The next talk, led by Dr. Matthew Rivara, focused on psychometrics, or the methods used in the development and validation of PROMs. I was struck by the time-intensive nature and iterative process required to create a new PROM, ranging from creating a conceptual framework based on literature review, defining the target population, using qualitative analyses and focus groups for concept elicitation, generating question items, using parallel language development for diverse populations, using cognitive debriefing techniques to administer the questions, and field testing. It seems that the level of rigor needed to develop a PROM worthy of being a clinical trial endpoint often takes years.
Dr. Rivara also reviewed ways that the accuracy and precision of PROMs are tested. He defined validity as the extent to which an instrument measures what it intends to measure, and further subdivided validity into content validity and construct validity. Content validity, or the extent to which a survey item represents a broad variety of concepts (weakness, fatigue, lack of energy) requires an initial, extensive, qualitative phase. Construct validity, or the extent to which scores are indicative of the theoretical construct on which the instrument is based, requires that measurements be taken over time and that these measurements correlate well with existing, related PROMs. Dr. Rivara defined reliability as the ability of a measure to deliver the same result in a similar set of circumstances over time. This requires internal consistency, or an agreement between questions that make up a multi-item scale, as well as test retest reliability, or agreement when the same test is administered more than once over time.
The final portion of the session was led by Dr. Jennifer Flythe, who emphasized the need to move beyond ‘quality of life’ as the main PROM used in trial endpoints in kidney disease. She highlighted upcoming initiatives from the Centers for Medicare and Medicaid Services Technical Expert Panel to develop PROMs that focus on patient life goals and patient safety, as well as the Meaningful Measures Initiative, which aims to identify the highest patient-centered priorities for quality measurement and improvement.

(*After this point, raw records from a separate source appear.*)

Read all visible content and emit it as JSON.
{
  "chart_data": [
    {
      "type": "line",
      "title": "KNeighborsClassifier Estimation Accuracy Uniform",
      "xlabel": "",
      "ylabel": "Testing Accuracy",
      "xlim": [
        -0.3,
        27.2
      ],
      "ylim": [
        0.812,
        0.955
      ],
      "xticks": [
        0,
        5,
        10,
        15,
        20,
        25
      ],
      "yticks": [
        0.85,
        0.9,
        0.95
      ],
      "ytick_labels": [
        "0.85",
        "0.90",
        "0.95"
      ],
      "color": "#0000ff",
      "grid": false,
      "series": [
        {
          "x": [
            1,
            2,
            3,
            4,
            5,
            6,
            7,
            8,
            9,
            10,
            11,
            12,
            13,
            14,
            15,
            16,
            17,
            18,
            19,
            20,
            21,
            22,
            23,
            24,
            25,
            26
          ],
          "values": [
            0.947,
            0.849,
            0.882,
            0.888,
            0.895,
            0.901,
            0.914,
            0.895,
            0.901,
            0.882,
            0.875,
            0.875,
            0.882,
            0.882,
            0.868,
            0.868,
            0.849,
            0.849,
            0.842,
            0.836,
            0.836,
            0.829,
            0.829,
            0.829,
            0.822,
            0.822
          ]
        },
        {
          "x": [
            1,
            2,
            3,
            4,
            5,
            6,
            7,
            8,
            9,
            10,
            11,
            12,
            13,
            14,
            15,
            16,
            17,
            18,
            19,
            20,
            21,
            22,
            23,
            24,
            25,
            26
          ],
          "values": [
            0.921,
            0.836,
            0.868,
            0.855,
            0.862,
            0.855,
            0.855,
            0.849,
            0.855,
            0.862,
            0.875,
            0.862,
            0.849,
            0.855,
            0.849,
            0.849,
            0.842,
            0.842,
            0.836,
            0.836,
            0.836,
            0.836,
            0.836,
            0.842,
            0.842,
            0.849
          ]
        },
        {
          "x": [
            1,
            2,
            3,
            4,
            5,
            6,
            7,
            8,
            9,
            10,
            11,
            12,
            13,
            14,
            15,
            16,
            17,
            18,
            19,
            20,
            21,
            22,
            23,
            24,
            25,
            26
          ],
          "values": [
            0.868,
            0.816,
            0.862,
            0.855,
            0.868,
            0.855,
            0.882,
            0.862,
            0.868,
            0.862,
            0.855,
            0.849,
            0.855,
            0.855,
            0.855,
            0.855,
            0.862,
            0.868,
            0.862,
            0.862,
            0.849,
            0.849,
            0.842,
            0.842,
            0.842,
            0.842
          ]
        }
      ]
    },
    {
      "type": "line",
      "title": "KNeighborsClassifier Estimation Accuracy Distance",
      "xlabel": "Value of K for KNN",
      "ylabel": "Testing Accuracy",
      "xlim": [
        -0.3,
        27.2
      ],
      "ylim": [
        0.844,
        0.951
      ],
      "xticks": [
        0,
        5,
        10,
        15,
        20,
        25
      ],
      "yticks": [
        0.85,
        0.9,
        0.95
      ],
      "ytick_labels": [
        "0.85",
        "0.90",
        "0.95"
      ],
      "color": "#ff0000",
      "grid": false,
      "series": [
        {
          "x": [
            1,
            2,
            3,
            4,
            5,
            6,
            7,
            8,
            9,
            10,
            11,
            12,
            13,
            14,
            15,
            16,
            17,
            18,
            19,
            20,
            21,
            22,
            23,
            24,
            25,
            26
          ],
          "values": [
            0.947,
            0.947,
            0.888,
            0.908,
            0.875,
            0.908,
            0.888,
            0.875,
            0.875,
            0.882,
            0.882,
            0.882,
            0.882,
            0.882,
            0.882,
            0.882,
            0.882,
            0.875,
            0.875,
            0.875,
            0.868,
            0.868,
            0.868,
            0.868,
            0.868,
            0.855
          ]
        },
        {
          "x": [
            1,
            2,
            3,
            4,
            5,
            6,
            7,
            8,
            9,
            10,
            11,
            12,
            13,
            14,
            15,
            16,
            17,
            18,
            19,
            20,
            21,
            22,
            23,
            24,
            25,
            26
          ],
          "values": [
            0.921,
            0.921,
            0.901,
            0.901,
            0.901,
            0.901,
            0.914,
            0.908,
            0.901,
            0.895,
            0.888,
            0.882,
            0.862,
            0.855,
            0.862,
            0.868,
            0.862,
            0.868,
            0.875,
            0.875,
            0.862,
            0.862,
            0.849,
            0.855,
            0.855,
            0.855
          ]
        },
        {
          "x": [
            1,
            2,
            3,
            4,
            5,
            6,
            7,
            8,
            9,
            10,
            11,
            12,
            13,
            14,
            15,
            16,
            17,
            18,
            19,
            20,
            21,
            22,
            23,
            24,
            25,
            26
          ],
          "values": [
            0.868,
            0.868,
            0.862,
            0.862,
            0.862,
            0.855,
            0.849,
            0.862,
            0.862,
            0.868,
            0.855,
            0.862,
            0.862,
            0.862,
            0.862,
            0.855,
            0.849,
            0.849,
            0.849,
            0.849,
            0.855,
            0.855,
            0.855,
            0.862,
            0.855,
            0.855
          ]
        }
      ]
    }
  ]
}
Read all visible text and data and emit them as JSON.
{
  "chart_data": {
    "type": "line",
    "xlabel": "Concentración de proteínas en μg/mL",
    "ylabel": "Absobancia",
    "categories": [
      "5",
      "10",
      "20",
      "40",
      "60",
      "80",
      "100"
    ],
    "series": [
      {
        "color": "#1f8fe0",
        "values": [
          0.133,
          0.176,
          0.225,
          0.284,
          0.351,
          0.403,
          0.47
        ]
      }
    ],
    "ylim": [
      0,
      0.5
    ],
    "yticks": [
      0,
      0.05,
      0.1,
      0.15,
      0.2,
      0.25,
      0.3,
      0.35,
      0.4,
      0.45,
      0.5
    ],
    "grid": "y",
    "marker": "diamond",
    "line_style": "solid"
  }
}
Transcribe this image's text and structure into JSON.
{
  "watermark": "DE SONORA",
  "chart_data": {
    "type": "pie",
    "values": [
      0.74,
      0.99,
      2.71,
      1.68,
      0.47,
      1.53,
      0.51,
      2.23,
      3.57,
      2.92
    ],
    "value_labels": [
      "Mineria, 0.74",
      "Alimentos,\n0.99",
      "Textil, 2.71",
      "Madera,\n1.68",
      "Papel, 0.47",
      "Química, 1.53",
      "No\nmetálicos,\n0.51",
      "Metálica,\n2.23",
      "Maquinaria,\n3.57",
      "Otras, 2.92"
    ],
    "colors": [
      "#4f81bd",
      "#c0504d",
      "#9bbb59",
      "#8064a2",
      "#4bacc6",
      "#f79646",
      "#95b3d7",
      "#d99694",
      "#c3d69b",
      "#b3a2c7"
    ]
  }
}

The session closed with an open forum for discussion with Derek Forfang (@ForfangDerek), a kidney patient and passionate advocate for patient-centered kidney disease care. This was the most illuminating part of the session for me, as Mr. Forfang revealed that though he had scored poorly on his own Kidney Disease Quality of Life (KDQOL) assessment, he personally felt that he had an excellent quality of life. He expressed interest in including questions related to travel, social relationships, and dialysis-related infections as part of a new quality of life measure, and he stressed that it was not the length of the instrument but rather its degree of meaningfulness and alignment with personal goals that determined whether patients would be willing to participate in its use.
Despite the “promise” (no pun intended) of PROMs, significant challenges remain. We need to be cognizant of floor and ceiling effects, the burden of measure length and time, recall bias, time-sensitive changes in measurement, cultural nuances in our patient population, the need for more disease-specific measures, and most importantly, the degree of meaningfulness of each measure to the daily lives of our patients. We do have our work cut out to rigorously develop and test new and improved PROMs, but given their clear, wide-ranging implications in clinical care, research, and policy, they should continue to be utilized in clinical trials and made a part of patient-centered kidney care.